Be wary of tech support scams

Scams have left Burns Lake residents with charges of $300 to $900

Tech support scams

So you’re browsing the Internet looking for recipes, or catching up with your family on social media, when suddenly something happens. Your computer locks up, things start flashing, a loud alarm sounds and an electronic voice may accuse you of illegal activities. It’s noisy, it’s scary, and maybe if you call that phone number that’s on your screen you can make it go away. However calling that number is the last thing you want to do, because you’ve just encountered a tech support scam.

Tech support scams are not exactly new, but they are ever evolving. Phone based scams have been around for well over a decade, and usually involve an unsolicited phone call from someone claiming to be from Microsoft or Apple. This supposed technician would tell you your computer has a problem, and would try to convince you to download a remote access program to allow them to fix it for “free”. Once connected they try to scare their victim by showing them normal system logs or standard diagnostics as proof the computer is compromised. They make up “problems” or “security threats” and suddenly the free support they promised stops being free.

The unfortunate aftermath of these scams have left Burns Lake residents with charges of $300 to $900 for tech support or service contracts that they didn’t want or need.
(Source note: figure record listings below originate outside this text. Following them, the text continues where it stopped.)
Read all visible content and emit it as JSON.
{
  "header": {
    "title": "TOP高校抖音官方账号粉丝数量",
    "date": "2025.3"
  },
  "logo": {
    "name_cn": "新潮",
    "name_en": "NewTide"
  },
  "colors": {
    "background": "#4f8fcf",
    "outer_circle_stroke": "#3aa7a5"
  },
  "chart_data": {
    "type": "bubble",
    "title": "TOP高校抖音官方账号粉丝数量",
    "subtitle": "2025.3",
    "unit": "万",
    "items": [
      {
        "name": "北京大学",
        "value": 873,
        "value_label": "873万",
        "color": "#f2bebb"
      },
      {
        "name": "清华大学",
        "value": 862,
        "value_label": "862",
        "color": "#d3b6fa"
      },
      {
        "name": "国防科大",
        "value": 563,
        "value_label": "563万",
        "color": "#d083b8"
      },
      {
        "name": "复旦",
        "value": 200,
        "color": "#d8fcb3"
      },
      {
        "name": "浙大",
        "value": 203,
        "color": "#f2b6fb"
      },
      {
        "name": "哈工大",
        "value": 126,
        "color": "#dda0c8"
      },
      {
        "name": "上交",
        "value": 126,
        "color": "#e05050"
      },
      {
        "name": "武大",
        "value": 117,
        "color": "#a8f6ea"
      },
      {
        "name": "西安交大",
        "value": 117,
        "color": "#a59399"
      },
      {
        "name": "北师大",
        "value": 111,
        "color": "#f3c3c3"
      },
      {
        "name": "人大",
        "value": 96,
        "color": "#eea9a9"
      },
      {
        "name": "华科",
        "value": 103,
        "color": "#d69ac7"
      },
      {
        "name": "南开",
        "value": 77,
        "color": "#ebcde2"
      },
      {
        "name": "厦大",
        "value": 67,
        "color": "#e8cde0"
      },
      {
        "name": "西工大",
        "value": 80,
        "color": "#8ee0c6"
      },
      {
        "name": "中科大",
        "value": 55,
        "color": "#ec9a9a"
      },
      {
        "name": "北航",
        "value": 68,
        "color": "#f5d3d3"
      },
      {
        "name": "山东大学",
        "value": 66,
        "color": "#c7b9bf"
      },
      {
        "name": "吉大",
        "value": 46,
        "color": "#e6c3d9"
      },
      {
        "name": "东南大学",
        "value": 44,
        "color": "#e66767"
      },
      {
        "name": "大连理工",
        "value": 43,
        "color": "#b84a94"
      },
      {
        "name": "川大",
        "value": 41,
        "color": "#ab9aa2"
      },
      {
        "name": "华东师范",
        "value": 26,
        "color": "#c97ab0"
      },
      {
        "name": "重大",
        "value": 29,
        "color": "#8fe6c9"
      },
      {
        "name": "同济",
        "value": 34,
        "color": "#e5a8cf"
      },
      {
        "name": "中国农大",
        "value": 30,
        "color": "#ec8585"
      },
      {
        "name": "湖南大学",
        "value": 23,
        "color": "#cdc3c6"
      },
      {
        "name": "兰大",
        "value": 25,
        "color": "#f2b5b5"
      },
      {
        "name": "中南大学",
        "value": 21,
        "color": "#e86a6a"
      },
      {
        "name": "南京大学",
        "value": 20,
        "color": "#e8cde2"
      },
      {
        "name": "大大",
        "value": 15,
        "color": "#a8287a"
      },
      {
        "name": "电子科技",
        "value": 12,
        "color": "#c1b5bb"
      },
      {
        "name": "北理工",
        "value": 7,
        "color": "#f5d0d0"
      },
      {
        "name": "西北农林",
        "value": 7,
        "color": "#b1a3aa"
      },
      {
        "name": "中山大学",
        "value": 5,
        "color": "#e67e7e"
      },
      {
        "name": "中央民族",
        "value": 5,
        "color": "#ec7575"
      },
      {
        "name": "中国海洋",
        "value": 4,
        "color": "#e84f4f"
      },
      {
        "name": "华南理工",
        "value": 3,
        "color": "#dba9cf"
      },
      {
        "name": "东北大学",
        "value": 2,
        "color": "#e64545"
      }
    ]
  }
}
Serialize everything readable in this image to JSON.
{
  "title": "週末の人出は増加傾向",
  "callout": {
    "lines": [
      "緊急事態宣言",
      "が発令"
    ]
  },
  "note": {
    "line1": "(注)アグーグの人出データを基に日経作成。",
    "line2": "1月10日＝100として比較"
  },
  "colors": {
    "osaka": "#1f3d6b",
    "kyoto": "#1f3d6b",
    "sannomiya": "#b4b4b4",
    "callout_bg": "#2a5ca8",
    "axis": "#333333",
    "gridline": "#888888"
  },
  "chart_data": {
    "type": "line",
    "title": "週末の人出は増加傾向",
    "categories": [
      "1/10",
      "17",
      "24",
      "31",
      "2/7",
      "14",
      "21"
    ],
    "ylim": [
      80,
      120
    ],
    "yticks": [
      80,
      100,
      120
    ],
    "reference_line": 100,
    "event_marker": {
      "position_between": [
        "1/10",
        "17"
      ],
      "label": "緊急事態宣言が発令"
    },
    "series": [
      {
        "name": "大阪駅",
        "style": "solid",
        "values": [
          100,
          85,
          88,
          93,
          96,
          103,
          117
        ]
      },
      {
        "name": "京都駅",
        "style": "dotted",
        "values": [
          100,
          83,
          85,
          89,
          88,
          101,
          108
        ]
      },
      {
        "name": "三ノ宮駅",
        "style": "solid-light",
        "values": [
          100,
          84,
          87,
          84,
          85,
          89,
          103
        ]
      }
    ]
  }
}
If they didn’t pay, victims might find it difficult to get the scammer to disconnect. Short of physically pulling the plug, they could be forced to watch helplessly as an unknown person rampaged around their computer, deleting files or threatening them until they paid up. There has been cases where the scammers were able to get into the victim’s online banking and attempted to steal money. Please, do not ever let your computer remember your online banking password.

In the last few years a new version of this scam has become increasingly popular. Website based scam advertisements turn the typical fake support call around by scaring you into calling the scammers instead. It gets a bit technical, but the scammers are exploiting vulnerabilities in online advertisements to redirect your web browser – Chrome, Edge, Firefox, Safari, etc – to go to their fake security alert website. Once there, your screen is plastered with warnings, official logos, and a phone number for tech support. If you encounter one of these scam advertisements, do not call the phone number.

To get rid of the scam ad, do the following: On a Windows computer hit Ctrl+Alt+Del and select Task Manager. Right click on your browser in the App list, select End Task, and the browser will close. On a Mac, use Option+Command+Escape to bring up the Force Quit menu. Select your browser and click on Force Quit. When you reopen the browser it may ask if you want to restore the previous session. Do not restore, or it will return to the scam ad. That should be the end of it, but if not seek out help or advice from someone you trust.